De acuerdo al cronograma dado a conocer hace pocos días la Convención no comenzará a aprobar las normas de la nueva Constitución antes de enero de 2022. A esa fecha se habrá elegido la totalidad de la Cámara de Diputados, la parte del Senado que correspondía renovar y también al Presidente de la República. En otras palabras, se conocerá quién fue elegido Jefe de Estado para los próximo cuatro años y cuál será la composición del Congreso Nacional durante ese período.
En teoría cabe pensar que la aprobación de las nuevas normas constitucionales sobre el Ejecutivo y el Poder Legislativo no debiera ser influida por el conocimiento que se tenga en ese momento sobre quién será Presidente de la República a partir del 11 de marzo de 2022 ni qué mayorías políticas habrá a partir de esa fecha en una y otra Cámara. No hay que tener dotes de adivino, sin embargo, para suponer que los convencionales no actuarán a la hora de configurar los poderes del Estado prescindiendo de toda consideración acerca de quiénes serán sus próximos titulares. Pensar que lo harán cubiertos con un velo de ignorancia es del todo ingenuo.
La mayoría de la Convención lo hará, con certeza, mirando el resultado de las elecciones. De un modo si el Presidente de la República es Kast o Sichel, y de otro diverso si acaso lo fuere Boric o Provoste, y la misma consideración es aplicable al Congreso Nacional según la fuerza que tengan en las Cámaras los partidos de derecha y de izquierda. Así, y por poner de ejemplo un par de escenarios, si el Presidente de la República es de derecha la mayoría de la Convención se sentirá inclinada a adoptar una forma de gobierno que le reste atribuciones, y si en el Senado los partidos de derecha tienen más de un tercio de sus miembros mientras que en la Cámara de Diputados no lo alcanzan, la tentación de establecer un sistema unicameral será muy fuerte.

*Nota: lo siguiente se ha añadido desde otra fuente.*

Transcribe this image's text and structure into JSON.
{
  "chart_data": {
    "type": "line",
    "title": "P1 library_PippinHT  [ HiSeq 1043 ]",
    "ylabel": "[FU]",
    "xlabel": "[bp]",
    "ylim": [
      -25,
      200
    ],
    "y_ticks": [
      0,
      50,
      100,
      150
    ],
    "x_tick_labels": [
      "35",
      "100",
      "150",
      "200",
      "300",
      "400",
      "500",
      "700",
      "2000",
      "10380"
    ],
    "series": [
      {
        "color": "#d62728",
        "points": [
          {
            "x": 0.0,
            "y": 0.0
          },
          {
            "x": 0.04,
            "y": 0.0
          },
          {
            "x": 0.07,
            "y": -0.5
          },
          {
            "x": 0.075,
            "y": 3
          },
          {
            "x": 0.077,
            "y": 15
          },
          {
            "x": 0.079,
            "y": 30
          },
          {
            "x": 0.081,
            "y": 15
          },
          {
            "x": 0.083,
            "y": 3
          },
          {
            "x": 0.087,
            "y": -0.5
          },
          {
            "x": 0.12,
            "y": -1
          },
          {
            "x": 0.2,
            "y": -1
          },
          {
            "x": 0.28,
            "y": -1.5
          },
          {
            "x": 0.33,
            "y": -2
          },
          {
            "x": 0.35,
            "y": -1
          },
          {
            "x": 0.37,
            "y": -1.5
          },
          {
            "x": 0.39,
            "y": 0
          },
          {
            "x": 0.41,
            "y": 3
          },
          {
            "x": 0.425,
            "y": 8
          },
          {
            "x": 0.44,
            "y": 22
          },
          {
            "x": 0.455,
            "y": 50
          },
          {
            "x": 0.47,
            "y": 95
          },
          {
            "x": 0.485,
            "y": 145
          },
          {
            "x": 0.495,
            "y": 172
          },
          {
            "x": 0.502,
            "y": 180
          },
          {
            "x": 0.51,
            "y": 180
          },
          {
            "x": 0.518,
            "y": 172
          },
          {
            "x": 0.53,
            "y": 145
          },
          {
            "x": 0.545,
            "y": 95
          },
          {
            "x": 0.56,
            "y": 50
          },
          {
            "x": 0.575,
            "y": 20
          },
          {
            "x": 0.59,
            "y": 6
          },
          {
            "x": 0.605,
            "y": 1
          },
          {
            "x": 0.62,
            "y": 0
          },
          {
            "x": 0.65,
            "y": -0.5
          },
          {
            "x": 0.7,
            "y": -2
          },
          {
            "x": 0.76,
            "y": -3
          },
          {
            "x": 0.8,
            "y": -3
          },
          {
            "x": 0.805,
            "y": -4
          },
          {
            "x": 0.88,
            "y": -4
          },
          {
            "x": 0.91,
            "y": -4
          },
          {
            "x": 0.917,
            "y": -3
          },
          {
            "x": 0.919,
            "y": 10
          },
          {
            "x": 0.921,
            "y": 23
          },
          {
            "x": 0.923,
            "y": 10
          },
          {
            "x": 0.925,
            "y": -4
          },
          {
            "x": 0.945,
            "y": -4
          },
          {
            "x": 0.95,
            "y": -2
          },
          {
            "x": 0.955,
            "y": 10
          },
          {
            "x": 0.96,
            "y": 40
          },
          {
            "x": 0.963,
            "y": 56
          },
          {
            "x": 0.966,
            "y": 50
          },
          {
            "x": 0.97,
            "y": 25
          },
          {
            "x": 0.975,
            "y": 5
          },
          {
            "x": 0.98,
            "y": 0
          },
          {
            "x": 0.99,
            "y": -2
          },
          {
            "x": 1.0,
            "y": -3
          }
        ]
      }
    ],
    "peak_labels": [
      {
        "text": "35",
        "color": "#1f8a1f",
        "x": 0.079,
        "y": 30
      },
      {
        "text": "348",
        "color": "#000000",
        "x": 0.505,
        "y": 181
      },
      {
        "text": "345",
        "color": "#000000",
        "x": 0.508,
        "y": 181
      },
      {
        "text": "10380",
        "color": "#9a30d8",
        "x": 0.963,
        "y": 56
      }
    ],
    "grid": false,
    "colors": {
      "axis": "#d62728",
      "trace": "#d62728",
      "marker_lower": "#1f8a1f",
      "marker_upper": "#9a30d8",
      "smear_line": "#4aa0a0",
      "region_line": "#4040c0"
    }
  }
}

Cabe reconocer que, de no haberse retrasado a causa de la pandemia el itinerario previsto para la Convención Constitucional, la decisión de esta sobre la forma de gobierno y sobre la composición del Congreso Nacional habría sido anterior a las elecciones presidenciales y parlamentarias. Pero, también lo habría sido si -como lo señalé en una de mis primeras columnas- la Convención, al inicio de sus trabajos, hubiera adoptado las decisiones fundamentales acerca del régimen político. En tal caso, ya estaría resuelto antes de las elecciones si el sistema de gobierno sería presidencial, parlamentario o semipresidencial, y también si el Congreso Nacional continuaría siendo bicameral, o bien tendría una sola Cámara.
No se hizo así, sin embargo, y todo parece llevar a uno de los escenarios políticos más indeseables para el funcionamiento de la Convención. Esta, que debiera actuar pensando en un futuro político indeterminado en que no se sabe quién gobernará, lo hará teniendo a la vista quién será el nuevo Presidente de la República y quiénes serán diputados y senadores. La amplia mayoría de izquierda que existe entre los convencionales decidirá, entonces, bajo qué régimen político lo harán las nuevas autoridades. Incluso, conforme a lo que dispone el artículo 138 de la Constitución, esa mayoría puede decidir que las autoridades electas cesen anticipadamente en sus cargos porque estos, en la nueva Constitución, han sido objeto de una modificación sustancial.